Another nominee that is long overdue for selection to the NASCAR Hall of Fame is the late Ralph Seagraves.
For had it not been for Seagraves and the pioneering title rights R.J. Reynolds' Winston Cup sponsorship of NASCAR for 33 years, it's likely the sport would never have reached the heights it has in its 65 years of operation.
Seagraves met with legendary driver and team owner—and charter Hall of Fame inductee—Junior Johnson in 1970, and the rest is history. Johnson was seeking a company that would help fund the sport's growth, and coincidentally, Seagraves was looking for a sport that would help grow R.J. Reynolds' Winston cigarette brand.
The marriage was consummated when the Winston Cup Series succeeded the Grand National Series in 1972, with Richard Petty becoming the first Winston Cup champion at season's end. It also laid the groundwork for hundreds of millions—if not billions—of corporate sponsorships of teams that followed and continues to today.

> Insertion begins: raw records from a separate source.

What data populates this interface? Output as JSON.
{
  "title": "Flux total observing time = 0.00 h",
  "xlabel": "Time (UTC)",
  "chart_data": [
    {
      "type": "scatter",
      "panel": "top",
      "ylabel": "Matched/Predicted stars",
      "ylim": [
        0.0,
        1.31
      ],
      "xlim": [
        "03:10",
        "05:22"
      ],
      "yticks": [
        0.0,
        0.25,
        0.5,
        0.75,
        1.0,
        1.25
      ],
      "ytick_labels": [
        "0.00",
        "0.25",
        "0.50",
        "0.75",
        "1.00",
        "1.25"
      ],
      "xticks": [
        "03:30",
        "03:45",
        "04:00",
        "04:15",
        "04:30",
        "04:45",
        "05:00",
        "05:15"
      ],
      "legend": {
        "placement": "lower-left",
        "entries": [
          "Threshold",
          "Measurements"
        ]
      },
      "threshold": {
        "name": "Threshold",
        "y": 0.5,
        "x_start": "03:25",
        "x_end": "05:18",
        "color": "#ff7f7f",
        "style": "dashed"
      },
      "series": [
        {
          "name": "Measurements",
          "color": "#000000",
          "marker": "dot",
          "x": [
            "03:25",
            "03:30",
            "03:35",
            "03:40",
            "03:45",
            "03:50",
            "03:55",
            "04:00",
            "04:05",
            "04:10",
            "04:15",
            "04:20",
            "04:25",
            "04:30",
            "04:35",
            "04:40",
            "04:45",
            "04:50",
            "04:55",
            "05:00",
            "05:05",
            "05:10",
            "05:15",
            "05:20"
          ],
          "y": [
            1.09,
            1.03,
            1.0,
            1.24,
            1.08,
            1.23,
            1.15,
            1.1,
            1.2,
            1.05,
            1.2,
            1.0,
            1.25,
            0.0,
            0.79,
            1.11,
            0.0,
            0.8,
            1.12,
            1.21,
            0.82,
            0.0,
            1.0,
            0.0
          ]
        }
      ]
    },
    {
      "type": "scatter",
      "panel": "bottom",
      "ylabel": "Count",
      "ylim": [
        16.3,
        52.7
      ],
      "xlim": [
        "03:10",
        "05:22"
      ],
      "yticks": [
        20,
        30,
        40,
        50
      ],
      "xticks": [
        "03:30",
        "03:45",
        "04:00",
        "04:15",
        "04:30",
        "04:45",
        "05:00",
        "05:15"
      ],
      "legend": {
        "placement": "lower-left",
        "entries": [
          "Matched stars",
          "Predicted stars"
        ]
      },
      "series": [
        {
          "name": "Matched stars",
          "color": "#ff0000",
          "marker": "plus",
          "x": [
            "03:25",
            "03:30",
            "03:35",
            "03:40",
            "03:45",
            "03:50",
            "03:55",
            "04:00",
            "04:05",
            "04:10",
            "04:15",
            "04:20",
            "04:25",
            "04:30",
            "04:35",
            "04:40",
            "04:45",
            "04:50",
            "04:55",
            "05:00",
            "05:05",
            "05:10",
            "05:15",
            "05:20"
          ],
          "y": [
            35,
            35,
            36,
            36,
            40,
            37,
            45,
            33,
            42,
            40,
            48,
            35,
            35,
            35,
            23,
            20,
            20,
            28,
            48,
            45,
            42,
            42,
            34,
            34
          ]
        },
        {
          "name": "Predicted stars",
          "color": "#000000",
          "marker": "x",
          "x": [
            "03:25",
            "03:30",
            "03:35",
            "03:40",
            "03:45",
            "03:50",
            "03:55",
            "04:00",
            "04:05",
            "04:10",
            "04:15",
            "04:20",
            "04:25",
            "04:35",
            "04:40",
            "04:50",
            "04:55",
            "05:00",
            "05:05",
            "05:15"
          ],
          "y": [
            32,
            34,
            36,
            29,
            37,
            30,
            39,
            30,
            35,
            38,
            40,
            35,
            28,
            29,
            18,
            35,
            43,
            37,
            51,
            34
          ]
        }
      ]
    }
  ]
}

R.J. Reynolds/Winston money not only brought about significantly larger race earnings, it also helped NASCAR bring about numerous upgrades to its tracks and safety to its cars and drivers.
If it wasn't for what R.J. Reynolds and countless sponsors brought to the sport to pay for the high cost of racing, NASCAR likely would never have grown to the mighty sports titan it is today. And for that, the sanctioning body and sport owe a big debt of gratitude to Ralph Seagraves.